Было сыро и сиверко. Сизо-синие тучи бесконечными грядами валили с севера и то сеяли мелким, всё пронизывающим дождём, то секли белой и жёсткой крупой. Грязь стояла невылазная, и только разве самая крайняя необходимость могла заставить человека покинуть свое жилище. Даже голодные собаки и те все попрятались. Только мокрые вороны, борясь с ветром, боком летели куда-то по своей надобности и то припадали к самой земле, то взмывали выше, в мутную и холодную мглу. Безбрежные леса чёрной тучей затягивали все горизонты…
– Ну и стыдь… – зяблым голосом проговорил отец Евдоким, борясь с ветром и оскользаясь в грязи. – Говорил я, что денёк-другой обождать бы надо…
– А кто знает, когда всё это кончится, непогодь-то эта?… – отвечал Пётр, легко шагая в своих крепко разбитых и насквозь промокших лапотках. – Теперь уж рядом…
И снова они зашагали по раскисшей дороге вперёд, – отец Евдоким полный, как всегда, какого-то пронзительного любопытства к жизни и всему, что в ней, а Пётр, чутко, а иногда умиленно ожидающий её светлого преображения, о котором так осторожно, только для вникающих, намекается в Святом Писании. То, что, как они оба чувствовали, нарастало в народе, отца Евдокима возбуждало, а Петра уже начало тревожить сомнениями: словно путь не совсем тот избрал народ, который от века предуказан.
Впереди в непогожей мгле замаячили нахохлившиеся ветряки.
– Пустит ли ночевать-то? – усомнился Пётр.
– Не пустит, так хошь обогреемся…
И, чавкая разбитыми лаптями по холодной грязи, они свернули в первый же переулок убогого серого посада при городке Темникове и постучались в разбитую калитку небольшой подслеповатой избёнки, на сопревшей крыше которой летом росла трава и даже какой-то маленький, теперь обнажённый кустик притулился…
– Кто там? – послышался с крыльца низкий женский голос.
– Во имя Отца и Сына… Это мы, Алёнушка… Отец Евдоким.
Калитка отворилась, и странники шагнули во двор, пустой, заброшенный, разорённый. Невысокая, но стройная женщина, бедно, но чисто, немножко по-монастырски одетая, с бледным и строгим уже не первой молодости, но всё же красивым лицом молча пропустила их мимо себя и снова замкнула калитку тяжёлым деревянным засовом.

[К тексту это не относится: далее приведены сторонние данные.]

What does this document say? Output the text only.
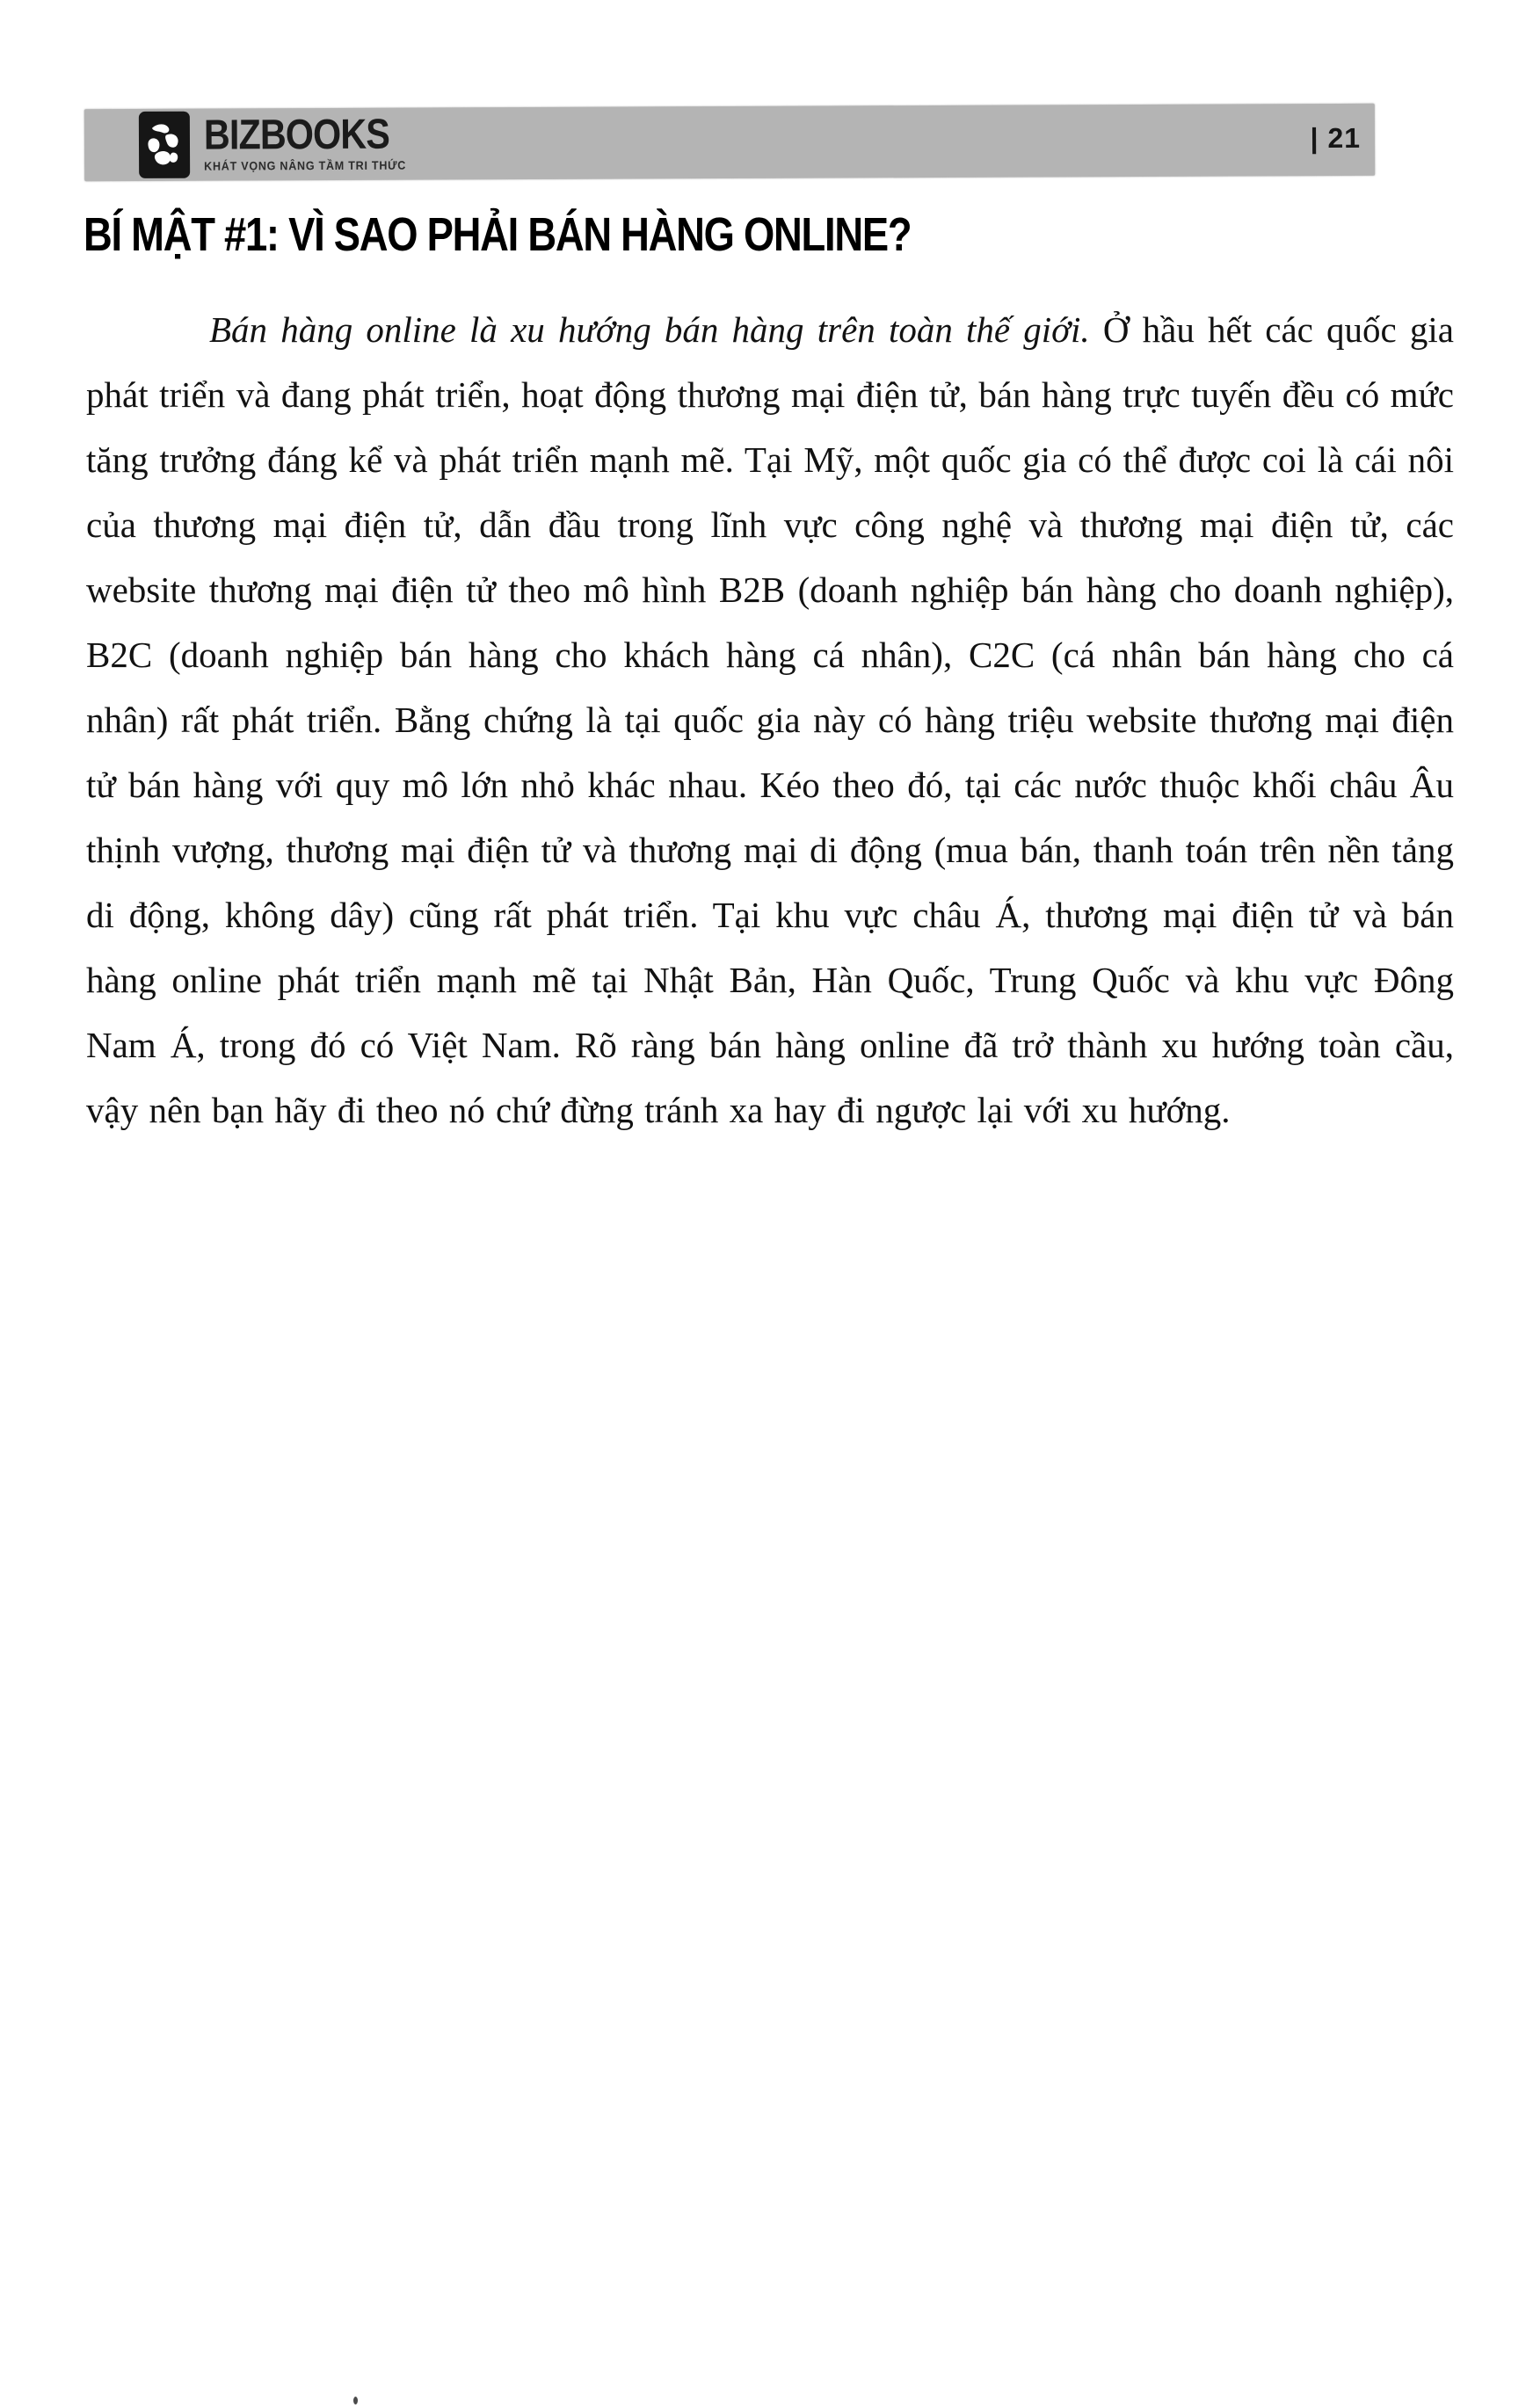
BIZBOOKS
KHÁT VỌNG NÂNG TẦM TRI THỨC
| 21
BÍ MẬT #1: VÌ SAO PHẢI BÁN HÀNG ONLINE?

Bán hàng online là xu hướng bán hàng trên toàn thế giới. Ở hầu hết các quốc gia phát triển và đang phát triển, hoạt động thương mại điện tử, bán hàng trực tuyến đều có mức tăng trưởng đáng kể và phát triển mạnh mẽ. Tại Mỹ, một quốc gia có thể được coi là cái nôi của thương mại điện tử, dẫn đầu trong lĩnh vực công nghệ và thương mại điện tử, các website thương mại điện tử theo mô hình B2B (doanh nghiệp bán hàng cho doanh nghiệp), B2C (doanh nghiệp bán hàng cho khách hàng cá nhân), C2C (cá nhân bán hàng cho cá nhân) rất phát triển. Bằng chứng là tại quốc gia này có hàng triệu website thương mại điện tử bán hàng với quy mô lớn nhỏ khác nhau. Kéo theo đó, tại các nước thuộc khối châu Âu thịnh vượng, thương mại điện tử và thương mại di động (mua bán, thanh toán trên nền tảng di động, không dây) cũng rất phát triển. Tại khu vực châu Á, thương mại điện tử và bán hàng online phát triển mạnh mẽ tại Nhật Bản, Hàn Quốc, Trung Quốc và khu vực Đông Nam Á, trong đó có Việt Nam. Rõ ràng bán hàng online đã trở thành xu hướng toàn cầu, vậy nên bạn hãy đi theo nó chứ đừng tránh xa hay đi ngược lại với xu hướng.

Странники старательно вытерли о ветхую рогожку ноги и шагнули в избу. Там было тесно и темно, но чисто и так тепло, что отец Евдоким сразу повеселел.
Они сняли свои мокрые котомки, переобулись…
– Ах, ну и стыдь!.. – повторил отец Евдоким, с наслаждением грея руки о горячую печь. – Даже душа и та озябла…
– Чем только мне потчевать-то вас? – сказала хозяйка своим красивым низким голосом. – В печи каша горячая есть, капусты пластовой с маслом подам… Али, может, яишенку выпустить?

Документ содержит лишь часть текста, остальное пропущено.